I'm not a fan of the Marion deal if it involves #5.
The trade value of #5 is truly not that high at all. Look no further than the fact that the #7 yielded us Sebastian Telfair. Folks thinking that the #5 could somehow be flipped for a KG or Jermaine O'Neal need to curb their expectations. If we get Marion and all we have to give up is the #5 and Ratliff, it would be a huge steal on our end.
What happens if Marion comes here, hates it, and opts out after next season? Plus, is Marion the answer? He plays Pierce's position of SF.
Paul can play SG and Marion can play PF. Whichever one you want to move at any given time, you can go ahead and do that. That's not a disadvantage, that's an advantage. If we want to go big one nite, Paul plays the 2, Marion the 3, Al the 4, Perk the 5. If we want to run and play small, Tony Allen plays the 2, Paul the 3, Marion at 4 and Al at 5.
Someone at CelticsBlog had mentioned making a move for Marcus Camby instead. I like that better. Denver has to move him for Tax purposes, and he wouldn't cost you #5. Adding Camby for Theo's contract, plus a player (telfair/Allen?) & pick (minny's 1st?) would be great since it would bloster our front court, and allow us to draft at #5. Think of a 4/5 rotation of Jefferson/Camby/Perkins with Pierce, Wally, Rondo, West, #5 pick, etc... that's good enough and saves our future.
I wouldn't mind having Camby on our team...if Marion was already on it. We either go for broke and try and win with Pierce while he's still in his prime, or we have to absolutely break it apart and start from scratch.
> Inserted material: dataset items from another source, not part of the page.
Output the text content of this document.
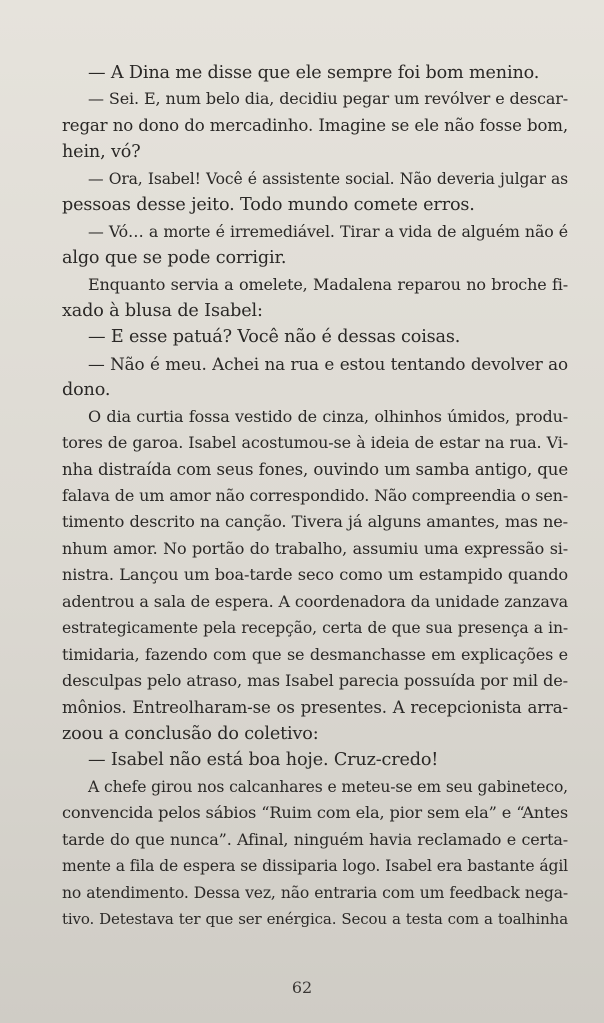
— A Dina me disse que ele sempre foi bom menino.
— Sei. E, num belo dia, decidiu pegar um revólver e descar-
regar no dono do mercadinho. Imagine se ele não fosse bom,
hein, vó?
— Ora, Isabel! Você é assistente social. Não deveria julgar as
pessoas desse jeito. Todo mundo comete erros.
— Vó… a morte é irremediável. Tirar a vida de alguém não é
algo que se pode corrigir.
Enquanto servia a omelete, Madalena reparou no broche fi-
xado à blusa de Isabel:
— E esse patuá? Você não é dessas coisas.
— Não é meu. Achei na rua e estou tentando devolver ao
dono.
O dia curtia fossa vestido de cinza, olhinhos úmidos, produ-
tores de garoa. Isabel acostumou-se à ideia de estar na rua. Vi-
nha distraída com seus fones, ouvindo um samba antigo, que
falava de um amor não correspondido. Não compreendia o sen-
timento descrito na canção. Tivera já alguns amantes, mas ne-
nhum amor. No portão do trabalho, assumiu uma expressão si-
nistra. Lançou um boa-tarde seco como um estampido quando
adentrou a sala de espera. A coordenadora da unidade zanzava
estrategicamente pela recepção, certa de que sua presença a in-
timidaria, fazendo com que se desmanchasse em explicações e
desculpas pelo atraso, mas Isabel parecia possuída por mil de-
mônios. Entreolharam-se os presentes. A recepcionista arra-
zoou a conclusão do coletivo:
— Isabel não está boa hoje. Cruz-credo!
A chefe girou nos calcanhares e meteu-se em seu gabineteco,
convencida pelos sábios “Ruim com ela, pior sem ela” e “Antes
tarde do que nunca”. Afinal, ninguém havia reclamado e certa-
mente a fila de espera se dissiparia logo. Isabel era bastante ágil
no atendimento. Dessa vez, não entraria com um feedback nega-
tivo. Detestava ter que ser enérgica. Secou a testa com a toalhinha
62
If we don't make a move for a quality veteran star, and if we do make this #5 pick, and if we in turn do not trade Paul Pierce, it would even more firmly entrench us in the purgatory-like endless cycle of mediocrity we've been in for 2 decades.
If we continue to try and put band-aids on this team rather than either trying to create a legitimate championship team or just tearing the team apart, then within the next two years, we'll have been swept in the first round twice, missed out on two more lotteries, lost Al Jefferson to free agency, lured no free agents, missed Paul Pierce's prime and be stuck with a series of ever-developing youngsters who will all likely get the hell out of Boston the minute their rookie contract expires.